Ruling party lawmakers voted overwhelmingly to resist a probe by the Office of the United Nations High Commissioner for Human Rights in line with a U.S.-initiated censure move in March.
The parliament said "the probe should not be carried out on the ground that such a course of action is detrimental to the process of reconciliation and peace."
The government of President Mahinda Rajapakse, which enjoys a two-thirds majority in the 225-member assembly, said the U.N. probe also "erodes the sovereignty, dignity and stature of Sri Lanka."
President Rajapakse himself had earlier rejected the U.N. probe into charges that up to 40,000 ethnic Tamil civilians were killed by security forces while crushing Tamil separatists in May 2009.

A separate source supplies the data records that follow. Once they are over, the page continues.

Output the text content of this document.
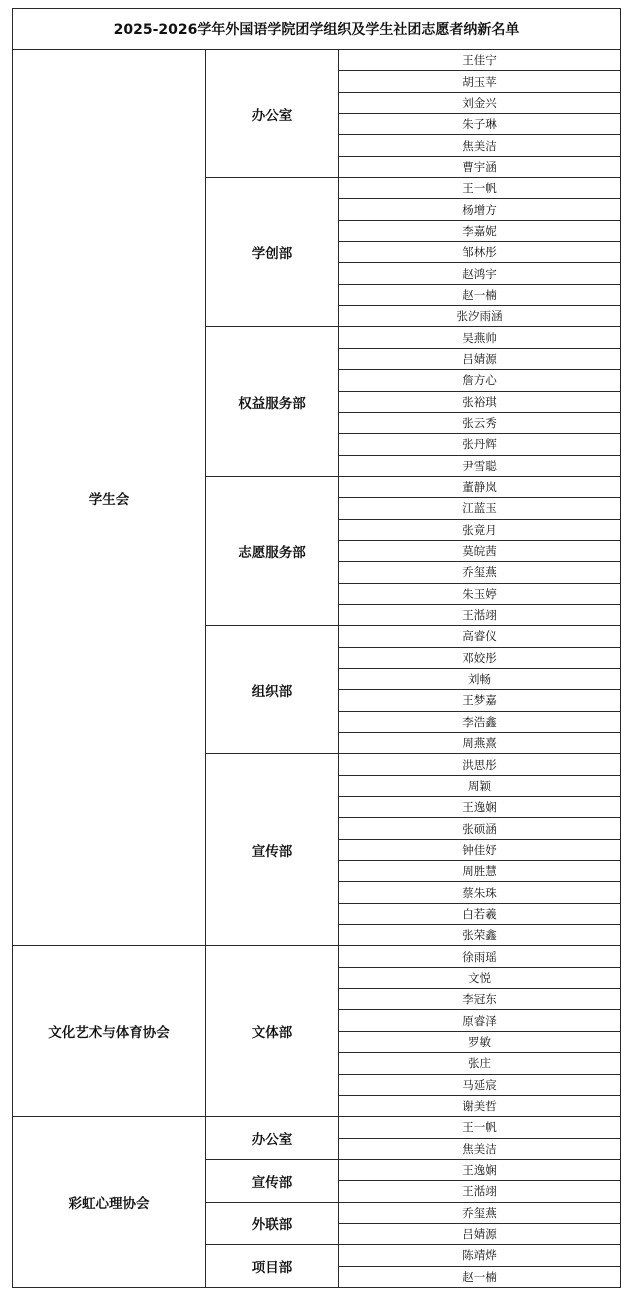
2025-2026学年外国语学院团学组织及学生社团志愿者纳新名单		
学生会	办公室	王佳宁
		胡玉苹
		刘金兴
		朱子琳
		焦美洁
		曹宇涵
	学创部	王一帆
		杨增方
		李嘉妮
		邹林彤
		赵鸿宇
		赵一楠
		张汐雨涵
	权益服务部	吴燕帅
		吕婧源
		詹方心
		张裕琪
		张云秀
		张丹辉
		尹雪聪
	志愿服务部	董静岚
		江蓝玉
		张竟月
		莫皖茜
		乔玺燕
		朱玉婷
		王湉翊
	组织部	高睿仪
		邓姣彤
		刘畅
		王梦嘉
		李浩鑫
		周燕熹
	宣传部	洪思彤
		周颖
		王逸娴
		张硕涵
		钟佳妤
		周胜慧
		蔡朱珠
		白若羲
		张荣鑫
文化艺术与体育协会	文体部	徐雨瑶
		文悦
		李冠东
		原睿泽
		罗敏
		张庄
		马延宸
		谢美哲
彩虹心理协会	办公室	王一帆
		焦美洁
	宣传部	王逸娴
		王湉翊
	外联部	乔玺燕
		吕婧源
	项目部	陈靖烨
		赵一楠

Two opposition parties drawing their support from the majority Sinhalese community said they too would not support the U.N. inquiry, but insisted that Colombo set up a domestic process to probe the allegations.
The Sri Lankan parliament's rejection is not binding on the United Nations Human Rights Council. However the rejection is more a symbolic move that underscores Colombo's hardline attitude towards the U.N. rights body.
International rights groups say rights abuses continue in Sri Lanka even after the end of a decades-old separatist war that claimed at least 100,000 lives, according to U.N. estimates.
Colombo strongly denies that its troops killed any civilians, but instead says the defeated Tamil Tiger guerrillas used non-combatants as a human shield.
Rights groups have accused both sides of targeting civilians.